Женщина во время причитания то ударялась своей головой об землю, то крестилась левой рукой. Трудно было сказать, что с ней происходило: выражение боли в сломанной руке, или «убиение» по той молоденькой односельчанке, которой Богом было отпущено прожить на этой земле всего шестнадцать лет…

Водитель принес тяжелую весть родителям Нины Кулешовым где-то около девяти вечера. Мужчина в одних трусах, напрягая последние силы, бежал по обочине шоссейки, то и дело пересекая большие и маленькие лужи дождевой воды. Не добежав каких-то двести метров до начала деревни, он был ошарашен: в селе дождя не было. Улица была сухая, стайки гусей мирно рылись неподалеку возле двора первого дома, от которого брала свое начало улица.

Люмила Николаевна была до смерти напугана, когда увидела бегущего полуголого водителя, который только что увез на разъезд ее единственную дочь. Самого Кулешова в это время дома уже не было, он уехал в ночную смену пасти коров. Практически раздетый донага человек ничего не смог сказать напуганной женщине, которая стояла перед ним и не зная почему заламвывала себе пальцы. Водитель, упав на колени перед матерью погибшей Нины, смог произнести сквозь слезы только три слова: « Нине очень плохо…».

Лишь через час колесный трактор с прицепом, на котором сидело несколько крепких мужиков, прибыл к месту происшествия.
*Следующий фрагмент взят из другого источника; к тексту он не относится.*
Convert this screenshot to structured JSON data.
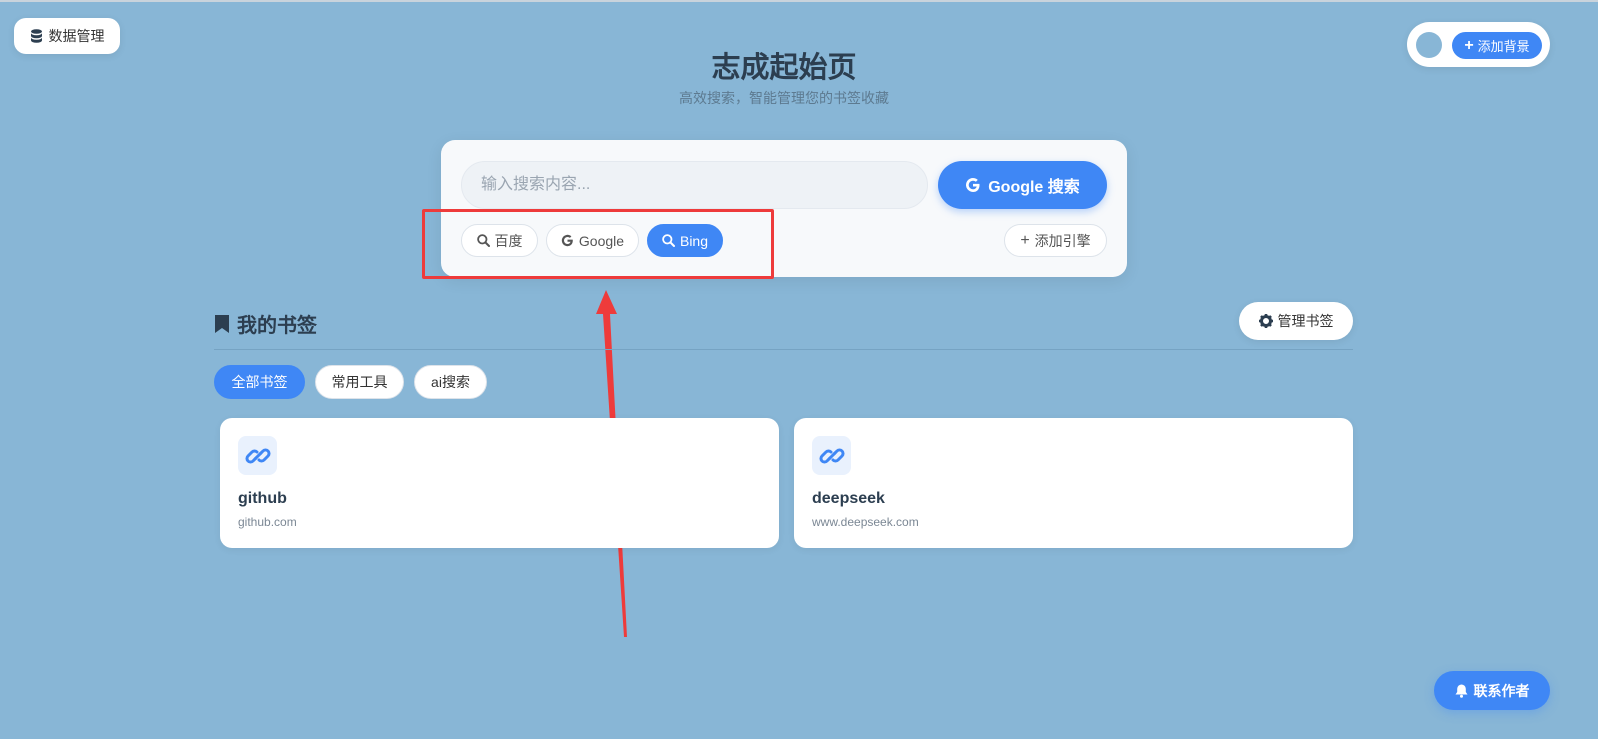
{
  "top_left": {
    "data_mgmt_label": "数据管理",
    "icon": "database-icon"
  },
  "top_right": {
    "add_bg_label": "添加背景",
    "icon": "plus-icon"
  },
  "header": {
    "title": "志成起始页",
    "subtitle": "高效搜索，智能管理您的书签收藏"
  },
  "search": {
    "placeholder": "输入搜索内容...",
    "button_label": "Google 搜索",
    "engines": [
      {
        "label": "百度",
        "icon": "search-icon",
        "active": false
      },
      {
        "label": "Google",
        "icon": "google-icon",
        "active": false
      },
      {
        "label": "Bing",
        "icon": "search-icon",
        "active": true
      }
    ],
    "add_engine_label": "添加引擎"
  },
  "bookmarks": {
    "title": "我的书签",
    "manage_label": "管理书签",
    "categories": [
      {
        "label": "全部书签",
        "active": true
      },
      {
        "label": "常用工具",
        "active": false
      },
      {
        "label": "ai搜索",
        "active": false
      }
    ],
    "items": [
      {
        "name": "github",
        "url": "github.com",
        "icon": "link-icon"
      },
      {
        "name": "deepseek",
        "url": "www.deepseek.com",
        "icon": "link-icon"
      }
    ]
  },
  "contact": {
    "label": "联系作者",
    "icon": "bell-icon"
  },
  "colors": {
    "background": "#88b6d6",
    "accent": "#3f87f5",
    "annotation": "#ee3b3b"
  }
}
Мужчины быстро извлекли потерпевшую из-под кузова и очень осторожно положили тело девушки на прицеп. Даже уже при опускающихся сумерках было видно искаженное от боли молодое лицо девушки. Трактор с прицепом взял курс на Калинино, в райцентр. В тележке сидели четверо. Старая бабка со сломанной рукой ехала в больницу залечить свою рану. Был здесь и несчастный водитель грузовика, он ехал в милицию. Возле мертвой девушки, которой было не только не суждено учиться в торговом техникуме, но и не жить на этой земле, стояли на коленях и плакали ее родители. Им было все равно куда ехать. Эти люди уже не страшились ни болезни, ни тюрьмы. Они потеряли свою единственную дочь и поэтому жизнь для них без дочери на этой земле не имела никакого смысла.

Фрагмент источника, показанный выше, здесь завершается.